As former senior public servant Dr Don Thornhill pointed out in a report on the tax last June, completed for the Department of Finance, this is not a sustainable option. Unless the tax is put on a fair basis it will either wither away, or face legal challenges.
The problem now is that two people can be living in houses of the same value with one paying the full tax and one paying nothing at all. Those exempted include anyone who bought a house to live in during 2013, or anyone who has bought a new home since then. These exemptions had been due to end in October 2016. However, the proposed new legislation extends this until October 2019. House prices values are also frozen up to then.
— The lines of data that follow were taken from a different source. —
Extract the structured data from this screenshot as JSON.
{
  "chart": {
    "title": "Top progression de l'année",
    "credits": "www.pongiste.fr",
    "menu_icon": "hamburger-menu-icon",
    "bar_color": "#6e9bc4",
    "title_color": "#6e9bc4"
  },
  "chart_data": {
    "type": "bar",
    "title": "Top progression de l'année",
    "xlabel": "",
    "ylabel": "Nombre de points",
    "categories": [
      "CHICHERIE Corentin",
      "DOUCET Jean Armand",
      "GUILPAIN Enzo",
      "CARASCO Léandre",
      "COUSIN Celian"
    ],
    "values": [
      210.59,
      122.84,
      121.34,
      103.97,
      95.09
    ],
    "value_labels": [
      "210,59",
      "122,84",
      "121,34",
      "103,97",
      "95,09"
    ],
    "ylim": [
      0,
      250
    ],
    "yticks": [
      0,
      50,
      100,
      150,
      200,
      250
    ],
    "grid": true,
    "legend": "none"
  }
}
The Thornhill report suggested a new way of setting the tax, based on the funding needs of local authorities. This would start from current property tax levels, so that bills would remain stable, but could rise over time. It was an approach which could have avoided the politically lethal threat of higher property tax bills from 2017 on. The special exemptions should end, he says.
However, even this has been judged too risky. The Bill to be discussed this week kicks all the issues to touch and suggests that the existing exemptions be extended until 2019.
The Thornhill report outlined the dangers. The longer revaluations are left, the harder it is to do them, he warned, as the bigger the jump will be. It points to the gradual destruction of public confidence in the old local authority rates system to back this up. Meanwhile, legal challenges are also possible to clearly unfair regimes, as shown by at least one 1980s challenge to the agricultural rates system.
Unless the new government charts a fair way forward, the local property tax could slowly wither away. So much for widening of the tax base, one of the key lessons from the economic crisis.